Brahms’ Violin Concerto must have had some exotic bedfellows in its time but I wonder whether it has ever emerged from the furthest reaches of the solar system before. The soloist was James Ehnes, one of the world’s top violinists and no stranger to Nottingham. For many listening on Saturday he would have been the ideal interpreter of this favourite concerto. He is always the servant of the music: calm in temperament and with the technique to command every mood: expansiveness, nobility and intense lyricism in the first two movements – followed by plenty of pyrotechnics in the finale. Brahms wrote his concerto in collaboration with the great Hungarian violinist Joseph Joachim – who expressed fears that the finale would be impossible to play unless the speed was toned down. James Ehnes had no such fear and the result was exhilarating. The slow movement oboe solo was played beautifully by Rainer Gibbons.
The LPO was directed by the German conductor Kevin John Edusei who brought a sharply probing mind to all the works on the programme, not least Beethoven’s 6th (Pastoral) Symphony, a work that can’t afford to drift along on auto-pilot. One of the first and most important decisions that any conductor has to make is: how fast should the opening movement be? Beethoven talks about ‘happy feelings’ but also says that the speed should be ‘not too fast’. Just a few minutes spent on Spotify will tell you that conductors adopt widely different interpretations of what that ‘not too fast’ means. Edusei’s tempo was really quite brisk, as if the visitor to the countryside was bursting with joy at being liberated from the city and able to commune with nature.

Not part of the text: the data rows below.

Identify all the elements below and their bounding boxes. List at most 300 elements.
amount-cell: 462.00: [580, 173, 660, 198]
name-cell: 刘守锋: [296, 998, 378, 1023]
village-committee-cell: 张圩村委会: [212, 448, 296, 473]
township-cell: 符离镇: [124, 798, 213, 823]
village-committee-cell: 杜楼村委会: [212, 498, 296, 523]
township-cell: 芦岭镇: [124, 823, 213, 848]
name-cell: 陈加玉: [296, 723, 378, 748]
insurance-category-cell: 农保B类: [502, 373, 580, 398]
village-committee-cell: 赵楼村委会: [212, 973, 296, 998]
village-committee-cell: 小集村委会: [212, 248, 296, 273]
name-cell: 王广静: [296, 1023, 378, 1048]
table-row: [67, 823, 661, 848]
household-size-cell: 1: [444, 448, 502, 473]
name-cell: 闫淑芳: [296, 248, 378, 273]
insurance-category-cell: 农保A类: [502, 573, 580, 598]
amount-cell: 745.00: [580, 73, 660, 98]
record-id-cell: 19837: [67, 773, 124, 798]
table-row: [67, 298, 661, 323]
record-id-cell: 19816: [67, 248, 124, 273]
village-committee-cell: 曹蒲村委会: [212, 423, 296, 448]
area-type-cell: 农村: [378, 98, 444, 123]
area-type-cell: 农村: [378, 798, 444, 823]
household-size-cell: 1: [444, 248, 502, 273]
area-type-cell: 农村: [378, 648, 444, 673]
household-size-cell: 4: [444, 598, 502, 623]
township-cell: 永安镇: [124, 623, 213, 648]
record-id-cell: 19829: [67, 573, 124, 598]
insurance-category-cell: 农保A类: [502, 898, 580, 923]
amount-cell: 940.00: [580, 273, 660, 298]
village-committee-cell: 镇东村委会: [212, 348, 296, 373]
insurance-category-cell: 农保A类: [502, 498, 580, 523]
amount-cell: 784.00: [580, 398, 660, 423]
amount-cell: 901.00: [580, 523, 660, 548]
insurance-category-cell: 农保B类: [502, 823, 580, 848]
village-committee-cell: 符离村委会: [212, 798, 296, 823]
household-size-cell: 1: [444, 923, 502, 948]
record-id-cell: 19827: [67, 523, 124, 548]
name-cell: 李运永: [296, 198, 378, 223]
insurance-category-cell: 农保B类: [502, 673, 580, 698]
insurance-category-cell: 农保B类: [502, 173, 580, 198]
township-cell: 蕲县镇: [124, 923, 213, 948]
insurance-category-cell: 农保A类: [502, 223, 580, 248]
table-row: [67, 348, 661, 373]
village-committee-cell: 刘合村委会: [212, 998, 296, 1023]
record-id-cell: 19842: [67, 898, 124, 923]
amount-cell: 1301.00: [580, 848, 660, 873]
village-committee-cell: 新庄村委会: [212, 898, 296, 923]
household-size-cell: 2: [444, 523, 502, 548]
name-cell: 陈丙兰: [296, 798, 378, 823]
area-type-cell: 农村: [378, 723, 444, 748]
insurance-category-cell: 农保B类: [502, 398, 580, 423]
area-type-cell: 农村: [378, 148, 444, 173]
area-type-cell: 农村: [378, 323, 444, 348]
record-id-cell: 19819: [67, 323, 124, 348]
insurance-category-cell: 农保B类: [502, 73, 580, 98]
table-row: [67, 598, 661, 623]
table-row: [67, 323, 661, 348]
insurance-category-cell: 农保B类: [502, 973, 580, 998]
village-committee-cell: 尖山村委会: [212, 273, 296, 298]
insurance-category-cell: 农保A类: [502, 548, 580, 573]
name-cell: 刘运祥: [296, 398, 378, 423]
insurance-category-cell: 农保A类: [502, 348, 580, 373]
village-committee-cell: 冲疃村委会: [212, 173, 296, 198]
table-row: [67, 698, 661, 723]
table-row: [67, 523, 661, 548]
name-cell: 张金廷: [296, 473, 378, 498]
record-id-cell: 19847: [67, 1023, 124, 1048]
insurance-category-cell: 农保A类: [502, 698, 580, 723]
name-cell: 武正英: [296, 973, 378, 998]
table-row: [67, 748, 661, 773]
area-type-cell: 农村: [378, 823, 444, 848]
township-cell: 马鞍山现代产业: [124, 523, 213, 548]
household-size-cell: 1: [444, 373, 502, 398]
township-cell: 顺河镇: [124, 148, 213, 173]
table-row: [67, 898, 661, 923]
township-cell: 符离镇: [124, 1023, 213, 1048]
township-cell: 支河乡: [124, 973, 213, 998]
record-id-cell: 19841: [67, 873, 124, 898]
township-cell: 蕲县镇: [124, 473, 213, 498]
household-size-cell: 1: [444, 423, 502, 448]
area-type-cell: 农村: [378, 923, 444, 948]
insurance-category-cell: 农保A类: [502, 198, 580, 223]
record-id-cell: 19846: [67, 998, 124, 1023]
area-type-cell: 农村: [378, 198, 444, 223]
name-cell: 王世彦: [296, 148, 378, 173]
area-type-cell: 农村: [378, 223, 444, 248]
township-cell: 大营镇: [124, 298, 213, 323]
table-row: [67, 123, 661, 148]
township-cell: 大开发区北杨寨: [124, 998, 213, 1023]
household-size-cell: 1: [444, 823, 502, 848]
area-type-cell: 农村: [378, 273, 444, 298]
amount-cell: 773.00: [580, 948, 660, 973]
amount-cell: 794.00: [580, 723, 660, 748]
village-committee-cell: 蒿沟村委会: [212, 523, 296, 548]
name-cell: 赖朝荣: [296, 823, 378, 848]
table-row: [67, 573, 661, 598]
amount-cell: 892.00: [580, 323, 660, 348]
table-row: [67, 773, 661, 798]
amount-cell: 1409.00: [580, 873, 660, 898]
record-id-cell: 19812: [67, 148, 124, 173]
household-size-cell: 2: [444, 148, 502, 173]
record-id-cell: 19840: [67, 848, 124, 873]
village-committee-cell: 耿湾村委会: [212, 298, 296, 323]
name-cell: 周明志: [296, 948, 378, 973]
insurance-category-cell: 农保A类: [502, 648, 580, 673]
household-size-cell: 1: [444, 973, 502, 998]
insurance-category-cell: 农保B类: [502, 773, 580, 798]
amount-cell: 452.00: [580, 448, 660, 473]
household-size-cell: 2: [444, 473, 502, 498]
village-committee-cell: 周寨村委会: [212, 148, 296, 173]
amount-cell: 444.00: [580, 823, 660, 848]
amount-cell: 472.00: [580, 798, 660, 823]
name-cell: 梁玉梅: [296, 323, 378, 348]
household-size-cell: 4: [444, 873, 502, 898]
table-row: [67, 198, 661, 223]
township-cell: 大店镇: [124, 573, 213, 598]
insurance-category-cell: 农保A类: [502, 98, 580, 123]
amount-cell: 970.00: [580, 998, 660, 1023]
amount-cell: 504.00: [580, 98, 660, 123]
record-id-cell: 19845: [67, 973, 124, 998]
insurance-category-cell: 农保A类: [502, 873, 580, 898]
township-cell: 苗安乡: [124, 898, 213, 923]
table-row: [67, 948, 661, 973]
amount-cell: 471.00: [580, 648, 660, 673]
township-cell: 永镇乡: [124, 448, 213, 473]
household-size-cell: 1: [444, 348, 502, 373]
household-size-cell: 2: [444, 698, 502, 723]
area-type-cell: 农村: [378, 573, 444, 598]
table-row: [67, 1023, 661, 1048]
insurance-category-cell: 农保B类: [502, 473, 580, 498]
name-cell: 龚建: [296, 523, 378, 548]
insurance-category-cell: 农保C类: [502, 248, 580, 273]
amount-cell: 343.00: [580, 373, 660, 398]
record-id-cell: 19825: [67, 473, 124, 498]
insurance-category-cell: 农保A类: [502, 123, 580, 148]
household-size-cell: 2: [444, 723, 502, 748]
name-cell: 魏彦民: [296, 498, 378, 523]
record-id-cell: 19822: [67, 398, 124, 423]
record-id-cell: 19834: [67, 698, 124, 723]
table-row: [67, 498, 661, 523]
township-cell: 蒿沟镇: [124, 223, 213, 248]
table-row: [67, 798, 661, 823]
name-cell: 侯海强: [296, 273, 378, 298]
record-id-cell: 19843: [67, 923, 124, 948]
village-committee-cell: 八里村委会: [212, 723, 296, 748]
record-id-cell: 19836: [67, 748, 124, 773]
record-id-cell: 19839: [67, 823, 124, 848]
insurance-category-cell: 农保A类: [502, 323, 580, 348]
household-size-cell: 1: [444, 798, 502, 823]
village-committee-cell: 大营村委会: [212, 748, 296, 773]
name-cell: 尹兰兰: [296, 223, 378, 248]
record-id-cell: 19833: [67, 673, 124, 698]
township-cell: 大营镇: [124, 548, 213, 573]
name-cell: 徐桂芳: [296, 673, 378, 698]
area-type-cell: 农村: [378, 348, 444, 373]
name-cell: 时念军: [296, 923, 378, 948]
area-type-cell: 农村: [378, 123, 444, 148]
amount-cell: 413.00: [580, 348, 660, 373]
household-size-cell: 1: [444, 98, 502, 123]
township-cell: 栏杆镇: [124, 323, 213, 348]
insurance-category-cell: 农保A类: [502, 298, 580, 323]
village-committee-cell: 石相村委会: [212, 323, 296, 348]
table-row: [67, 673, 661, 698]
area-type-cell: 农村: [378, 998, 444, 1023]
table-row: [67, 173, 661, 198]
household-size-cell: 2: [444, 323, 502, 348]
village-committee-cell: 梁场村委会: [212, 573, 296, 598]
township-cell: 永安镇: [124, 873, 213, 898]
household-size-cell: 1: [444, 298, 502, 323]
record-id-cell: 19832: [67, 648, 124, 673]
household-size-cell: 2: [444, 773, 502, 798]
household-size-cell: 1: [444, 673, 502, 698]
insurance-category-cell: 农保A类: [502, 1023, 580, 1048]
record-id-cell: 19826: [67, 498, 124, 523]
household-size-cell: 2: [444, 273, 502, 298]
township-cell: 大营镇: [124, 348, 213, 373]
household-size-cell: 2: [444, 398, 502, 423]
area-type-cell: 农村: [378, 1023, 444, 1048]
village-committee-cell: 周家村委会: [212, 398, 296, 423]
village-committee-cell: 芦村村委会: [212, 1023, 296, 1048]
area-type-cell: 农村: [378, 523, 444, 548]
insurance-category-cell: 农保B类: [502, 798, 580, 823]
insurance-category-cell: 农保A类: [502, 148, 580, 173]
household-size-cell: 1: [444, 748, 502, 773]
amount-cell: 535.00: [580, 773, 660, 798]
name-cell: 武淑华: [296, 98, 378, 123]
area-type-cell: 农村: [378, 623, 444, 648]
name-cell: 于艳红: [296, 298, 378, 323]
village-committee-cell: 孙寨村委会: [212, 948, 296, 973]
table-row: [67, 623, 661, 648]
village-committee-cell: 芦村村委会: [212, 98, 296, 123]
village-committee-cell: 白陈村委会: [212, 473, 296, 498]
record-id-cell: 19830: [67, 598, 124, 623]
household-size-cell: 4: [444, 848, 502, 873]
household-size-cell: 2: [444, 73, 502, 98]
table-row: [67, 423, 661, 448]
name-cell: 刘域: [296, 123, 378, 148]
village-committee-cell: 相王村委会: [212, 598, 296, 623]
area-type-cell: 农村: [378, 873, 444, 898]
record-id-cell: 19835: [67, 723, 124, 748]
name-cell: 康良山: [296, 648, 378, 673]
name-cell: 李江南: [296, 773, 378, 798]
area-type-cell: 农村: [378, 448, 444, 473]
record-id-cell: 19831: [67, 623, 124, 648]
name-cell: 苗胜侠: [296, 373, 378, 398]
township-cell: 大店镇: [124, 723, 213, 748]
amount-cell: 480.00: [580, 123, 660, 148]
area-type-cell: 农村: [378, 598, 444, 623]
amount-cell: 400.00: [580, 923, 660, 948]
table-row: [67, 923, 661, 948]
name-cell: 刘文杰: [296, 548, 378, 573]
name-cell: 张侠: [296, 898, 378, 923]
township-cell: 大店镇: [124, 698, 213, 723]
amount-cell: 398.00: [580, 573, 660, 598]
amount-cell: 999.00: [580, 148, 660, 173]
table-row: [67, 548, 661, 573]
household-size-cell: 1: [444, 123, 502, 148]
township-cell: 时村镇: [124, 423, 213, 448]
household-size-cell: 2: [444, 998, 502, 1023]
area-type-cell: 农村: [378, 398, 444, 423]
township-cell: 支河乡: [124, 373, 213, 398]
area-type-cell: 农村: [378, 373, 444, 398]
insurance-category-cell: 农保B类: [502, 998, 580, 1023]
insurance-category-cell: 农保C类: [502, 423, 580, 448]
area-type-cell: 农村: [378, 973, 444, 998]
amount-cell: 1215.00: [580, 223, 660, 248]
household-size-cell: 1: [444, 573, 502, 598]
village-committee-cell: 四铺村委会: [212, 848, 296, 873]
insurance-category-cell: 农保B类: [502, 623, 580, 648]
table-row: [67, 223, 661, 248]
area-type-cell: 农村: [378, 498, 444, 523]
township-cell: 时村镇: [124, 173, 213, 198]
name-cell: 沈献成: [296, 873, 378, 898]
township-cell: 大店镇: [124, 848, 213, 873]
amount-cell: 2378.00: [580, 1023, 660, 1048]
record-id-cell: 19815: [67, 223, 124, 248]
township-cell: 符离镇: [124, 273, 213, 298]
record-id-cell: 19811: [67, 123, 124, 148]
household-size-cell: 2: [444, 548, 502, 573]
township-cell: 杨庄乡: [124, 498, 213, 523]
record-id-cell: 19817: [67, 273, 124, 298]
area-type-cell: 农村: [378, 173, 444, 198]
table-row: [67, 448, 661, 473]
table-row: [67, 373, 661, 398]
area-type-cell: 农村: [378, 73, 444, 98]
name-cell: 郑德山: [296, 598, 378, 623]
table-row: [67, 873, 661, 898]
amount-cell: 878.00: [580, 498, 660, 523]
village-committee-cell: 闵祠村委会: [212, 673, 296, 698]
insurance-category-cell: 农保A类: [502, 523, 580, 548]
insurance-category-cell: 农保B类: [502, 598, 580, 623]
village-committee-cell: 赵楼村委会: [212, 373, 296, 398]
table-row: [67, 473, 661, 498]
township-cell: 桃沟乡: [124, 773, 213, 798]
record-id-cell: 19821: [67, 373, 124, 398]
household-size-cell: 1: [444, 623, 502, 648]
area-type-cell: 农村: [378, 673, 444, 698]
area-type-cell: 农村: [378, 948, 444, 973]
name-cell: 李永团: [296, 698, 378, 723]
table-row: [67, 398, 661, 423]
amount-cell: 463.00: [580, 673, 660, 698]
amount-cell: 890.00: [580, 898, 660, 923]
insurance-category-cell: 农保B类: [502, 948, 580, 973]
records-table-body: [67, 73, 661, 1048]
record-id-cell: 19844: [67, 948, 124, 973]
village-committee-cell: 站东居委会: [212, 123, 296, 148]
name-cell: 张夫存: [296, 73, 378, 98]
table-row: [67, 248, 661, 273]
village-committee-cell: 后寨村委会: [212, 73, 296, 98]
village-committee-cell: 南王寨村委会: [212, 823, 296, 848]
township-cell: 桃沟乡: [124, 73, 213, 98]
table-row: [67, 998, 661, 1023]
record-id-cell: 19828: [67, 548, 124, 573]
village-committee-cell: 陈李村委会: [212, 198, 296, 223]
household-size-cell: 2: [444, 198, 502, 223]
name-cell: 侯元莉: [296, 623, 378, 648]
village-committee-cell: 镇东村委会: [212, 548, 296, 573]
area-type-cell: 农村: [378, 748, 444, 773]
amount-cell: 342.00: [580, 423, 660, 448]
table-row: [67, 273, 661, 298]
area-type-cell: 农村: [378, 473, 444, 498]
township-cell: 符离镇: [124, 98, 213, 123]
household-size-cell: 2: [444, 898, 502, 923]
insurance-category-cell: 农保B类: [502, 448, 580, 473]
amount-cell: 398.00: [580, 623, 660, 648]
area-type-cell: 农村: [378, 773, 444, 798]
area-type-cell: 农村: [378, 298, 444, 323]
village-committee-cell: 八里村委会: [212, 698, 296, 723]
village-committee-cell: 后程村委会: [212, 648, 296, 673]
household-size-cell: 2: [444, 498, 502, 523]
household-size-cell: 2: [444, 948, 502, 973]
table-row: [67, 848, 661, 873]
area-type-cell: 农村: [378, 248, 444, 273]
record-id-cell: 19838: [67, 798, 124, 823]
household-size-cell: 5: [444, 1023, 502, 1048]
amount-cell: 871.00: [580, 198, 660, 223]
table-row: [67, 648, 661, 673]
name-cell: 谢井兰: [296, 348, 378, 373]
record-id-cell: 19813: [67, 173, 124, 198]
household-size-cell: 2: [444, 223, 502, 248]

The LPO responded with relish and in detail with all sections of the orchestra seemingly bathed in rural sunshine, none more so that the woodwind who performed their solo birdsongs delightfully. Each of the symphony’s five movements was vividly characterised, with careful attention to dynamics creating subtly shaded contrasts of light and shade. The storm had real, violent bite and the concluding Shepherds’ Song was made to embody the sense of deeply felt and spontaneous gratitude which impelled the whole performance. The audience loved it.